WINDBIRD::ライトノベルブログ

ライトノベルブログ

ライトノベル衰退論に対する雑感

ラノベの市場規模の話を突き詰めていくと「いったいどこまでをライトノベルと見なすか?」ということが問題になってくる。ラノベの市場規模を調べるのは難しい。なぜなら「ライトノベル」と見なされる範囲が変動するからである。ラノベの市場規模の発表をしているのは、主に「出版科学研究所の出版指標」と「ORICONエンタメ・マーケット白書」であるが、彼らが定める「ライトノベル」の基準は明らかにされていない。

たとえば「ライト文芸ライトノベルに含まれるか?」という問いは非常に繊細な政治的問題を孕んでいる。私自身は間違いなくライトノベルに含まれると思っているが、「ライト文芸ライトノベルではない」と考えている人も多い。おそらく市場規模の調査においても「ライト文芸」はライトノベルに含まれていない。というか含めると収拾がつかなくなるのだろう。イラスト付きの一般文芸などいまやありふれている。どこまでがライト文芸なのかを判断することは非常に難しい。

ライトノベルの市場規模には電子書籍の売上も含まれていない。漫画業界では、紙書籍の売上を電子書籍の売上が上回ったというが、はたしてラノベ業界ではどうなのか。

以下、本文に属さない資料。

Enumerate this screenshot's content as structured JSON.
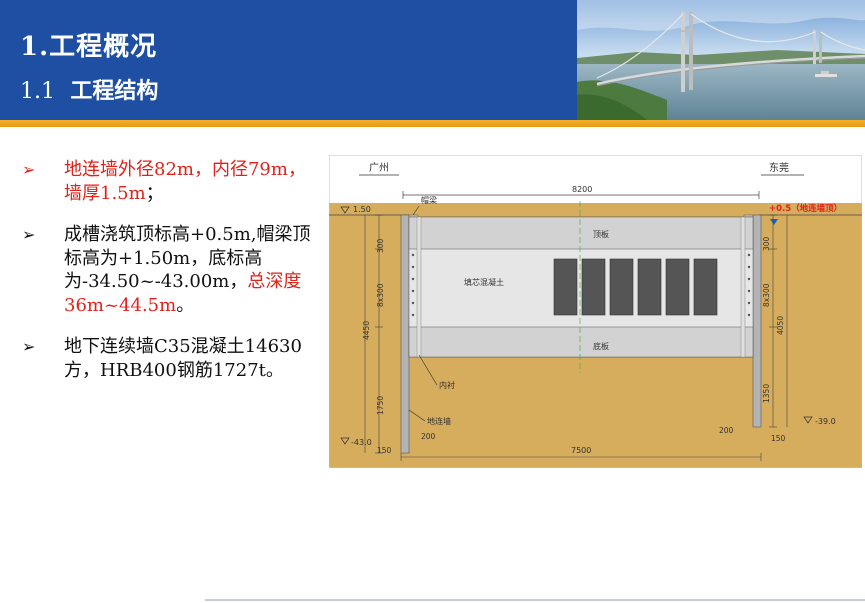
{
  "header": {
    "title_num": "1.",
    "title_text": "工程概况",
    "subtitle_num": "1.1",
    "subtitle_text": "工程结构"
  },
  "colors": {
    "header_bg": "#1f4fa3",
    "accent_bar": "#f4b02a",
    "highlight_red": "#e0221b"
  },
  "bullets": [
    {
      "icon": "arrow-bullet-icon",
      "arrow": "➢",
      "segments": [
        {
          "text": "地连墙外径82m，内径79m，墙厚1.5m",
          "color": "red"
        },
        {
          "text": "；",
          "color": "dark"
        }
      ]
    },
    {
      "icon": "arrow-bullet-icon",
      "arrow": "➢",
      "segments": [
        {
          "text": "成槽浇筑顶标高+0.5m,帽梁顶标高为+1.50m，底标高为-34.50~-43.00m，",
          "color": "dark"
        },
        {
          "text": "总深度36m~44.5m",
          "color": "red"
        },
        {
          "text": "。",
          "color": "dark"
        }
      ]
    },
    {
      "icon": "arrow-bullet-icon",
      "arrow": "➢",
      "segments": [
        {
          "text": "地下连续墙C35混凝土14630方，HRB400钢筋1727t。",
          "color": "dark"
        }
      ]
    }
  ],
  "diagram": {
    "left_label": "广州",
    "right_label": "东莞",
    "labels": {
      "cap_beam": "帽梁",
      "top_slab": "顶板",
      "core_fill": "填芯混凝土",
      "bottom_slab": "底板",
      "inner_lining": "内衬",
      "diaphragm_wall": "地连墙",
      "wall_top_note": "+0.5（地连墙顶）"
    },
    "elevations": {
      "left_top": "1.50",
      "left_bottom": "-43.0",
      "right_bottom": "-39.0"
    },
    "dims": {
      "top_width": "8200",
      "bottom_width": "7500",
      "left_300": "300",
      "left_8x300": "8x300",
      "left_4450": "4450",
      "left_1750": "1750",
      "left_200": "200",
      "left_150": "150",
      "right_300": "300",
      "right_8x300": "8x300",
      "right_4050": "4050",
      "right_1350": "1350",
      "right_200": "200",
      "right_150": "150"
    }
  },
  "photo": {
    "icon": "suspension-bridge-image"
  }
}
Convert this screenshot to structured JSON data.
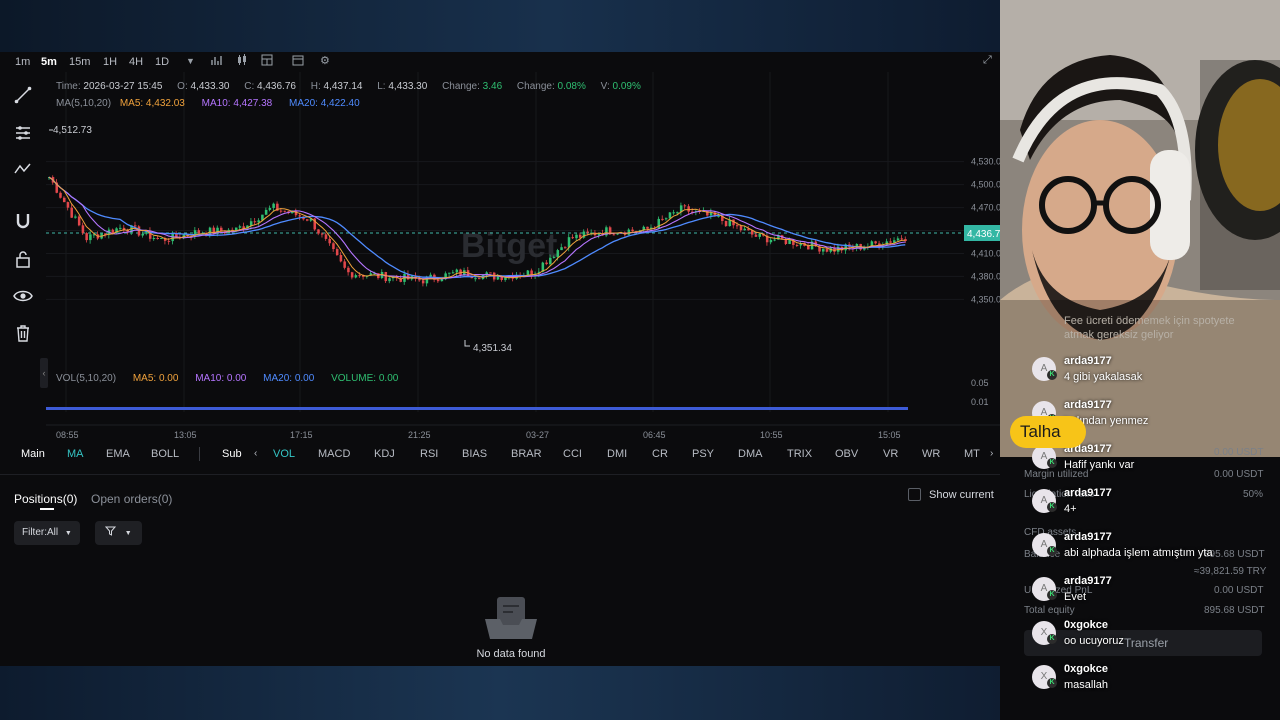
{
  "toolbar": {
    "timeframes": [
      "1m",
      "5m",
      "15m",
      "1H",
      "4H",
      "1D"
    ],
    "active_timeframe": "5m"
  },
  "chart": {
    "info": {
      "time_label": "Time:",
      "time": "2026-03-27 15:45",
      "o_label": "O:",
      "open": "4,433.30",
      "c_label": "C:",
      "close": "4,436.76",
      "h_label": "H:",
      "high": "4,437.14",
      "l_label": "L:",
      "low": "4,433.30",
      "change_label": "Change:",
      "change": "3.46",
      "change_pct_label": "Change:",
      "change_pct": "0.08%",
      "v_label": "V:",
      "v": "0.09%"
    },
    "ma_line": {
      "label": "MA(5,10,20)",
      "ma5": "MA5: 4,432.03",
      "ma10": "MA10: 4,427.38",
      "ma20": "MA20: 4,422.40"
    },
    "vol_line": {
      "label": "VOL(5,10,20)",
      "ma5": "MA5: 0.00",
      "ma10": "MA10: 0.00",
      "ma20": "MA20: 0.00",
      "volume": "VOLUME: 0.00"
    },
    "price_ticks": [
      "4,530.00",
      "4,500.00",
      "4,470.00",
      "4,440.00",
      "4,410.00",
      "4,380.00",
      "4,350.00"
    ],
    "vol_ticks": [
      "0.05",
      "0.01"
    ],
    "time_ticks": [
      "08:55",
      "13:05",
      "17:15",
      "21:25",
      "03-27",
      "06:45",
      "10:55",
      "15:05"
    ],
    "last_price": "4,436.7",
    "max_label": "4,512.73",
    "min_label": "4,351.34",
    "watermark": "Bitget",
    "colors": {
      "up": "#2fbf71",
      "down": "#e2474b",
      "ma5": "#f0a23c",
      "ma10": "#b575ff",
      "ma20": "#4f8bff"
    }
  },
  "chart_data": {
    "type": "line",
    "x": [
      "08:55",
      "10:10",
      "11:50",
      "13:05",
      "14:30",
      "16:00",
      "17:15",
      "18:30",
      "19:45",
      "21:25",
      "22:50",
      "00:10",
      "01:30",
      "03-27",
      "03:50",
      "05:30",
      "06:45",
      "08:00",
      "09:10",
      "10:55",
      "12:15",
      "13:30",
      "15:05",
      "15:45"
    ],
    "series": [
      {
        "name": "MA5",
        "values": [
          4510,
          4430,
          4445,
          4428,
          4438,
          4440,
          4470,
          4455,
          4385,
          4380,
          4375,
          4385,
          4380,
          4385,
          4430,
          4440,
          4440,
          4468,
          4455,
          4432,
          4425,
          4415,
          4420,
          4432
        ]
      }
    ],
    "ylim": [
      4340,
      4540
    ]
  },
  "indicators": {
    "main_label": "Main",
    "main": [
      "MA",
      "EMA",
      "BOLL"
    ],
    "sub_label": "Sub",
    "sub": [
      "VOL",
      "MACD",
      "KDJ",
      "RSI",
      "BIAS",
      "BRAR",
      "CCI",
      "DMI",
      "CR",
      "PSY",
      "DMA",
      "TRIX",
      "OBV",
      "VR",
      "WR",
      "MT"
    ]
  },
  "positions": {
    "tab_positions": "Positions(0)",
    "tab_orders": "Open orders(0)",
    "show_current": "Show current",
    "filter_all": "Filter:All",
    "no_data": "No data found"
  },
  "overlay_ghost": {
    "margin_utilized": "Margin utilized",
    "margin_val": "0.00 USDT",
    "liq_label": "Liquidation ratio",
    "liq_val": "50%",
    "cfd_assets": "CFD assets",
    "balance": "Balance",
    "balance_val": "895.68 USDT",
    "try_val": "≈39,821.59 TRY",
    "unrealized": "Unrealized PnL",
    "unrealized_val": "0.00 USDT",
    "equity": "Total equity",
    "equity_val": "895.68 USDT",
    "transfer": "Transfer",
    "top_usdt": "0.00 USDT"
  },
  "stream": {
    "host_tag": "Talha",
    "faded_comment": "Fee ücreti ödememek için spotyete atmak gereksiz geliyor",
    "comments": [
      {
        "avatar": "A",
        "user": "arda9177",
        "msg": "4 gibi yakalasak"
      },
      {
        "avatar": "A",
        "user": "arda9177",
        "msg": "tadından yenmez"
      },
      {
        "avatar": "A",
        "user": "arda9177",
        "msg": "Hafif yankı var"
      },
      {
        "avatar": "A",
        "user": "arda9177",
        "msg": "4+"
      },
      {
        "avatar": "A",
        "user": "arda9177",
        "msg": "abi alphada işlem atmıştım yta"
      },
      {
        "avatar": "A",
        "user": "arda9177",
        "msg": "Evet"
      },
      {
        "avatar": "X",
        "user": "0xgokce",
        "msg": "oo ucuyoruz"
      },
      {
        "avatar": "X",
        "user": "0xgokce",
        "msg": "masallah"
      }
    ]
  }
}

もちろん売上の低下を電子書籍で補えているかどうかはわからない。「電子の売上なんて大したことない」という話も聞くし、「無視できない売上になっている」という話も聞く。だから「ラノベの売上は減少しているか」という問いには「わからない」と答えるしかない。

しばしば「いまでもラノベの刊行点数は増え続けている」ように勘違いされるが、直近数年の刊行点数はそれほど増えていない。2019年がピークで、2020年・2021年はおそらくコロナ禍のために減少、2022年はやや戻して2018年とほぼ同等になっている(ラノベの杜調べ)。さらに少年・少女向け文庫ラノベの刊行点数は顕著に減少している。

たとえば電撃文庫の刊行点数のピークは2012年である(これは「紙の文庫ラノベの売上」のピークとされる年でもある)。なぜ刊行点数が減少したかと言えば、おそらく同編集部が「メディアワークス文庫」からも新刊を出すようになったからだろう。さらに2019年には「電撃の新文芸」と呼ばれるWeb系大判ラノベレーベルも創刊している。他の編集部においても、いまや文庫ラノベと大判ラノベを同時に編集するのは普通のことである。つまりライトノベルは「少年少女向け文庫」の一本足打法から「ライト文芸」や「大判ラノベ」も含めた多角化経営を進めているのである。

追記。このくだりについて編集者の方から直接指摘が入ったので訂正します。電撃文庫の刊行点数の減少はメディアワークス文庫の創刊とは無関係だということだそうです。リプライを繋げてご解説いただいているのでリンク先に飛んでご確認ください。

追記終わり。

「若者のラノベ離れ」のような話もあるが、もともと読まれてねーだろと思う。私の学生時代にラノベを読んでいる同級生などほぼ皆無だった。もとよりニッチ市場なのだ。日本全国1億2千万人のうちたった1万人が新シリーズを買うかどうかでひーこら言っているような業界なのだ。周囲に読者がいなくて当たり前だ。私だってONE PIECEの今週の展開を語り合うがごとく友達と電撃文庫の新刊の話をしたかったよ。

いや個人的な怨念はさておいて。たとえば「なろう系を買っているのはオッサンだけ」とも言われるが、以前書いたようにWebサイトの「小説家になろう」には若い読者も多くいる。なろう系の大判ラノベを買うのがオッサンなのは、ひとえにそれが高価格だからである。若いラノベ読者が、Web小説だけで満足していたり、図書館で借りていたり、ブックオフで買っていたりすれば、その活動は市場規模には反映されない。その実態は明らかではない。

ラノベ論においては「どこまでをラノベとみなすか」で結論が180度変わってくることは珍しくない。高校生の人気ランキングに入っているライト文芸が「ライトノベルではない」として除外される。そして「ライトノベルは高校生に人気がない」と言われる。いやライト文芸ライトノベルだが、となる。「児童文庫は調子がいいのにラノベときたら」。いや児童文庫だってライトノベルだが、となる。

まあどっちでもいいのだ。要は出版社が赤字でなければいいのだ。私の好きな作品が刊行されていればいいのだ。仮に、万が一、電撃文庫富士見ファンタジア文庫が潰れて、出版科学研究所が「ライトノベル」と見なしていた領域が消滅したとしても、別のところでエンタメ小説は世に出続けるだろうし、私はそれを「ライトノベル」と呼び続けるだろう。なべて世はこともなしだ。